Wherever Blair goes he is threatened with a citizen’s arrest for his crimes. Now it appears there have been plots to assassinate him. What can he do to protect himself?

Robin Beste


Former Prime Minister Tony Blair and his wife, Cherie Booth, may have been the target of a terror attack, according to reports of a “secret trial” being held at the Old Bailey

The jury were told that Blair’s address was written on a piece of paper found in car of a British man accused of a terror plot which may have included the assassination of a prominent public figure.

It wasn’t reported which address was on the paper — out of the eight properties the Blairs have accumulated since he left office. These homes are said to be worth £15 million, part of over £80 million he is estimated to have banked in the past seven years.

Blair earns millions a year acting as consultant to merchant bankers, oil companies and some of the worlds most repressive regimes, such as Kuwait, Egypt’s military dictatorship and Kazakhstan, whose president is notorious for torturing opponents of his tyranny. Blair’s companies are estimated to have earned £13 million in 2013 alone.

Blair charters a £30 million private jet to take him for meetings with dictators and despots and to make the speeches which, at up to £250,000 for 30 minutes, make him the world’s highest paid speaker.

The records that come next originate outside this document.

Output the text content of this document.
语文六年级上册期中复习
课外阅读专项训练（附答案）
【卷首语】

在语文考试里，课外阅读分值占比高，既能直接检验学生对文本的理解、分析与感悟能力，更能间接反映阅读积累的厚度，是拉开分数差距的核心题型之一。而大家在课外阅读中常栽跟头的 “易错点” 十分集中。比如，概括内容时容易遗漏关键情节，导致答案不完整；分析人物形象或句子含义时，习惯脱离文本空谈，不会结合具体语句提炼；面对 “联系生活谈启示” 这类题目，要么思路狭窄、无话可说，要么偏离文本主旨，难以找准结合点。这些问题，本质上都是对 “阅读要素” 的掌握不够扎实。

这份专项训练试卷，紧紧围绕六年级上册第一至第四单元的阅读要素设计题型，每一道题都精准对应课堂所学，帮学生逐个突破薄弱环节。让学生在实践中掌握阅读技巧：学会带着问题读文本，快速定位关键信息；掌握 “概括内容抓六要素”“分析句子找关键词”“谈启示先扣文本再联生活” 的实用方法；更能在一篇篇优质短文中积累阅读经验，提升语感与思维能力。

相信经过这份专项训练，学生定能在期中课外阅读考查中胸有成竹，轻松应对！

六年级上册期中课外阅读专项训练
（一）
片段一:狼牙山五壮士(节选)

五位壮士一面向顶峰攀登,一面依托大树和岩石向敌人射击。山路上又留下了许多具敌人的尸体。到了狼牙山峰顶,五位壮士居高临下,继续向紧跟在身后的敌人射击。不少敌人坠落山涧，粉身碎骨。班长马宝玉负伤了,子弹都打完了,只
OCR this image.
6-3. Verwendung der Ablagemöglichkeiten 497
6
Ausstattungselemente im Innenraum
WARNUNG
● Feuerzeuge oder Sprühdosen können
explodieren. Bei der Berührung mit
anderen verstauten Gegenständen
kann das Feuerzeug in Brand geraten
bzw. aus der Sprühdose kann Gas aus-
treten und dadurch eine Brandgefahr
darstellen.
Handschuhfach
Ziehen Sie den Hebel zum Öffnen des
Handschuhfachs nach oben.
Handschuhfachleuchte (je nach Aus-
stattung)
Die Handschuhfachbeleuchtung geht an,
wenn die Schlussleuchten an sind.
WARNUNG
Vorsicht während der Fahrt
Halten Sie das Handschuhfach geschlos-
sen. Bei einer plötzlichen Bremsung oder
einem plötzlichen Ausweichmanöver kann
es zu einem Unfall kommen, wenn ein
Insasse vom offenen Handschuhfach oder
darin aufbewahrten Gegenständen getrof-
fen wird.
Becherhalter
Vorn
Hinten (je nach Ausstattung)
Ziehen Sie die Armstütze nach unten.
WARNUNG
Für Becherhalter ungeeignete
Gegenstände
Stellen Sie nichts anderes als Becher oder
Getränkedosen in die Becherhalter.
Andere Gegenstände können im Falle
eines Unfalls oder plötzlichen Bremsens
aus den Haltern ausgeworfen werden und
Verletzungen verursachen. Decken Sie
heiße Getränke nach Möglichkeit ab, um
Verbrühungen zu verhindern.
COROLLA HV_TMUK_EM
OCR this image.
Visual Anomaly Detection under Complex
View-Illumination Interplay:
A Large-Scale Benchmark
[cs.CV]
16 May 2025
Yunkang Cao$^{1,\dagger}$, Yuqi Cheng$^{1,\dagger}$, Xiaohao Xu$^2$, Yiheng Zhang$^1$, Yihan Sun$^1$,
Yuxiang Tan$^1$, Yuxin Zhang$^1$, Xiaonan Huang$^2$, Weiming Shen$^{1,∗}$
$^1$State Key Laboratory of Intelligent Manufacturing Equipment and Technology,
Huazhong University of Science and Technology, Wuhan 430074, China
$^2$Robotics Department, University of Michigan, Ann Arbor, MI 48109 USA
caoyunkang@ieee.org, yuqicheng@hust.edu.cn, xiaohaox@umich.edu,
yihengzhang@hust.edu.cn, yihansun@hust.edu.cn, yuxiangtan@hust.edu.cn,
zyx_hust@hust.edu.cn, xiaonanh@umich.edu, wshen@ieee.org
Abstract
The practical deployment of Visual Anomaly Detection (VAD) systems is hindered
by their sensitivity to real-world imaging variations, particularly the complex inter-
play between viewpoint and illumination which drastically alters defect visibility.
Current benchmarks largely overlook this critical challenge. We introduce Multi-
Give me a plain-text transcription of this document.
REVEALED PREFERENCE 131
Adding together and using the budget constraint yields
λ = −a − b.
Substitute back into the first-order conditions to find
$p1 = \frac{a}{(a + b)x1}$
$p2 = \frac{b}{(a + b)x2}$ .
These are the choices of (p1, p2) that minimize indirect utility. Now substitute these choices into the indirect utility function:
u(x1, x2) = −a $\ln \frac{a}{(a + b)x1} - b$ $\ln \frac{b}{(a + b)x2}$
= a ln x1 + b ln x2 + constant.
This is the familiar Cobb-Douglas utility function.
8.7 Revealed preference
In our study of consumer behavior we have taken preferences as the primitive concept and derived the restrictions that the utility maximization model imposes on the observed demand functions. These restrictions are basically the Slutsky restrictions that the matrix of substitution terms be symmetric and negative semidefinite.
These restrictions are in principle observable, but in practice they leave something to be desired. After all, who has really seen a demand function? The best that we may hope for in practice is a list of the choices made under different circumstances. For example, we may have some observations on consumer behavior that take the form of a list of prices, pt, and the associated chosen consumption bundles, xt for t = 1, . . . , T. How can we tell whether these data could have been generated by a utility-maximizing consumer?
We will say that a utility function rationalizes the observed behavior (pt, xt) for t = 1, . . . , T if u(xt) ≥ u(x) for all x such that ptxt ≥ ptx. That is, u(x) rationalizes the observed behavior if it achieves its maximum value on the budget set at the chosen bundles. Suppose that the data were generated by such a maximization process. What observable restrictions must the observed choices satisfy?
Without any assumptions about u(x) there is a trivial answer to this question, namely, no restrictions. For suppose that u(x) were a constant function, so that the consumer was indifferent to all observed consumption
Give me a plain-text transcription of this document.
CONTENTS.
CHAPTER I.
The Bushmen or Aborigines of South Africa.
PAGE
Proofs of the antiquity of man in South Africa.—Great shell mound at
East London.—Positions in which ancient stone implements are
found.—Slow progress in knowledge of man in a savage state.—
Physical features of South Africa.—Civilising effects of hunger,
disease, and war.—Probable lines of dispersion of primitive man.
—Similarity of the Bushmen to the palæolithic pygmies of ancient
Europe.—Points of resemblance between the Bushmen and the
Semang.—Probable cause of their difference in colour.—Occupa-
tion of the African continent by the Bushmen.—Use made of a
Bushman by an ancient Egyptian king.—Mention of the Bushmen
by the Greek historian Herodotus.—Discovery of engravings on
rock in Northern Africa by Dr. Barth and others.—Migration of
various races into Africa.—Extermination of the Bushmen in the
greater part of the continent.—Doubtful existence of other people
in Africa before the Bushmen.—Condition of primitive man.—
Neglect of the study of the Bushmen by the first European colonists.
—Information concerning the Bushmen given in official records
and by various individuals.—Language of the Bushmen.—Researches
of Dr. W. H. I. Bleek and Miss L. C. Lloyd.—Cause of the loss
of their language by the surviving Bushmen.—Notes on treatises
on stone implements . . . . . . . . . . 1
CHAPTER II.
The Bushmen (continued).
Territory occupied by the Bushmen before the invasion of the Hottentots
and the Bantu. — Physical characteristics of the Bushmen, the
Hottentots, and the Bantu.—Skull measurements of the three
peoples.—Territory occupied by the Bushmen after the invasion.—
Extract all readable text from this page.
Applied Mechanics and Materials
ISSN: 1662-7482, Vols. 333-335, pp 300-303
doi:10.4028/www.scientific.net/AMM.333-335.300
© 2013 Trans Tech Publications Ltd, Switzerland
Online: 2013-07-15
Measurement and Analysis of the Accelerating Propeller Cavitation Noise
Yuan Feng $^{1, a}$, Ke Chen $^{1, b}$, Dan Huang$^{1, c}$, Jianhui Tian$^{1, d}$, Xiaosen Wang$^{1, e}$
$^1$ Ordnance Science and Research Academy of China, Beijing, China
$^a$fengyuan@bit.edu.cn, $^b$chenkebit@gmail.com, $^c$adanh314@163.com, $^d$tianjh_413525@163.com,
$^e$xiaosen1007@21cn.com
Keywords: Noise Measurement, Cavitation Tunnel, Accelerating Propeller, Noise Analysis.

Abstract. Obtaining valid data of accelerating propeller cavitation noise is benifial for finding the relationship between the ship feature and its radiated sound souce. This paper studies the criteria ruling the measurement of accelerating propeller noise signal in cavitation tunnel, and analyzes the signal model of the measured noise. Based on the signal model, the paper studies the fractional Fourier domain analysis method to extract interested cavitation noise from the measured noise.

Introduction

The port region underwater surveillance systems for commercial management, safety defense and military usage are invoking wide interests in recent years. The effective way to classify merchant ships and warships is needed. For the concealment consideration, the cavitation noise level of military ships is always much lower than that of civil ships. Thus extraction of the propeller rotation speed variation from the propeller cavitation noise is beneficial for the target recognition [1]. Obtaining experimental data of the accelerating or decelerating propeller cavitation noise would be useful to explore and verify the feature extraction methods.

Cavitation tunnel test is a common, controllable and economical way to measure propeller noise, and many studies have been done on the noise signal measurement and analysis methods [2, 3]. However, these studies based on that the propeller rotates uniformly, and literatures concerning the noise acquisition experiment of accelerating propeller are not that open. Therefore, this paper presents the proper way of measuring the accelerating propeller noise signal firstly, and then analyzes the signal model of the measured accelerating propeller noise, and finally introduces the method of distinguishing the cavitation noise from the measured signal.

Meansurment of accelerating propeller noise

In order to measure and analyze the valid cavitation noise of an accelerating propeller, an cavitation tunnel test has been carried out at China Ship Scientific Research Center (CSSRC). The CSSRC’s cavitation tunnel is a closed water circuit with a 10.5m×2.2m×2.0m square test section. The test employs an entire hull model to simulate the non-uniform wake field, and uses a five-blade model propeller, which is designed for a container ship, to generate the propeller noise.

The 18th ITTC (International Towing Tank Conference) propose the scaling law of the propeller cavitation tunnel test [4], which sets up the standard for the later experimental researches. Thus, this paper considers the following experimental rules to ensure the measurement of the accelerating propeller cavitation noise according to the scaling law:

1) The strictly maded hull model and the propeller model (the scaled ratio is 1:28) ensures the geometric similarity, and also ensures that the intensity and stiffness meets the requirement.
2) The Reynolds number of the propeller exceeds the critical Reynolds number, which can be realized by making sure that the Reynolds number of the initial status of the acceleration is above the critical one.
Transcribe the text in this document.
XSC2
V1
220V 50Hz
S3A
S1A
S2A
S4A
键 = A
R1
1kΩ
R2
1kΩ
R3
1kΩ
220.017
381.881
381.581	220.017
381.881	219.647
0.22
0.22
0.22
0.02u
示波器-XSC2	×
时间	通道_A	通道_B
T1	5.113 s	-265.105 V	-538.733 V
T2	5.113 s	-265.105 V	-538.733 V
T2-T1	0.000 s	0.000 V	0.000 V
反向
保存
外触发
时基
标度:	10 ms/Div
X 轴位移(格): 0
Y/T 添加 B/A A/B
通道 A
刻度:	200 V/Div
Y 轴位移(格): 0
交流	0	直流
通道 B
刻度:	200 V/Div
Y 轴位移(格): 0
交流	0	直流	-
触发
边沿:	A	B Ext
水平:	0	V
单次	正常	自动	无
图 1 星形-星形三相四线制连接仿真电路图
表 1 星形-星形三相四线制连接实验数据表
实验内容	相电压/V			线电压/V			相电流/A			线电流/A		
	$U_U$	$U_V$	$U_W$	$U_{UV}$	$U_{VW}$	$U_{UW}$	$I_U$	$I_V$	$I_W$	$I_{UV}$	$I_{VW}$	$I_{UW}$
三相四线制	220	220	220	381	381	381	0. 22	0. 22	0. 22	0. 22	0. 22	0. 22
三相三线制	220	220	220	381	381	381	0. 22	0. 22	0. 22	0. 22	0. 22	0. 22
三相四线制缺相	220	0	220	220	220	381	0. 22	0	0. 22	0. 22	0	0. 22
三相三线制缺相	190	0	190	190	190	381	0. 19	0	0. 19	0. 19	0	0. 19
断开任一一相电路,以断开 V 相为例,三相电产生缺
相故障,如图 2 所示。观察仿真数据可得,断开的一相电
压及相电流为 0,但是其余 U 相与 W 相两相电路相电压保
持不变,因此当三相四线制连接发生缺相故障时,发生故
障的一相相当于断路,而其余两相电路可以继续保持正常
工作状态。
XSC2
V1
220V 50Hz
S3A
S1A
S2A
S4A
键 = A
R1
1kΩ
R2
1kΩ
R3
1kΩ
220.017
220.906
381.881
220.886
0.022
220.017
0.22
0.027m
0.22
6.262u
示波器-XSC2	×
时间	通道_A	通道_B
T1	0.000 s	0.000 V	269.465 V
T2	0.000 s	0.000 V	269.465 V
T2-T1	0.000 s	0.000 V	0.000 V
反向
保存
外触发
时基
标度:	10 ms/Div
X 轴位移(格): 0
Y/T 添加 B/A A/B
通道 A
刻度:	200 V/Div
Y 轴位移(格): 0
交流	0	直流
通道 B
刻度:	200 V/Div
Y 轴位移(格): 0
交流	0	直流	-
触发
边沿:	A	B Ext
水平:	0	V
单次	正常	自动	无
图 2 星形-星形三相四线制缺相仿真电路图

Blair should not be surprised that he is a target for blowback from his war crimes. He was warned in February 2003 by the British intelligence services of the blowback that was being risked from military action against Iraq. A month later, he took Britain into the Iraq war.

If Blair had listened to those warnings from his own intelligence services, the 52 travellers who were killed by the London terrorist attacks on 7 July 2005 would still be alive today. In their pre-recorded video, the perpetrators of that outrage tried to justify their barbarism by citing the west’s wars on Muslim countries, and specifically on Iraq.

And what is Tony Blair doing today? As the UN’s Middle East peace envoy, he has seemed to do little outside of calling for more war in the region. Whether it be in Libya, which, following western intervention, has descended into an abyss of lawlessness, chaos and violence. Or in pressing the case for war against Iran. Or in supporting Israel’s ‘right to defend itself’ by slaughtering thousands of defenceless Palestinians — many of the women and children. Or in recommending troops on the ground for intervening in Syria. Or, most unbelievably of all, calling for a new war in Iraq..

How Blair can be so shameless in advocating a new Iraq war beggars belief. In 2003, he and George W Bush used a raft of lies to take Britain into a war that killed hundreds of thousands of Iraqis, devastated the country and provoked a catastrophic sectarian civil war. This was the seed bed for the growth of ISIS, the jihardist movement now over-running vast areas of Iraq and Syria.

You would think Tony Blair would stay silent on these issues, given the widely recognised part he has played in the destabilisation of the region for which he is meant to act as ‘peace envoy’. Such is the outrage at Blair’s insatiable war lust that a high profile petition was intiated recently by prominent public figures — including Noam Chomsky, Stephen Fry, George Monbiot and Russell Brand — calling for him to be sacked as Middle East peace envoy.

As it is, Blair is unable to travel anywhere without the threat of a citizen’s arrest for war crimes. There have been at least five attempts. The website ArrestBlair.org has put a bounty on Blair’s head and will pay a reward to anyone who makes an attempt to feel his collar.

But, regretably, there may be others so appalled that a man responsible for such monumental crimes is still free to travel the world, pocketing huge weath and endlessly promoting war — more often than not in Muslim countries — who see terrorism as the means to bring Blair to justice.

This would in fact not be justice and it would only serve to feed the propaganda of the perpetual warmongers. It would also be used for futher attacks on civil liberties, which have been so undermined in the 13 years of the ‘war on terror’.

There is, however, a simple way for Tony Blair to protect himself from attempts at either arrest or assassination. The safest place for him is behind bars at the International Criminal Court in the Hague, awating trial for crimes against humanity.

So, my advice to Tony Blair would be: conduct a citizen’s arrest on yourself and surrender to the authorities charged with bringing to justice those accused of war crimes.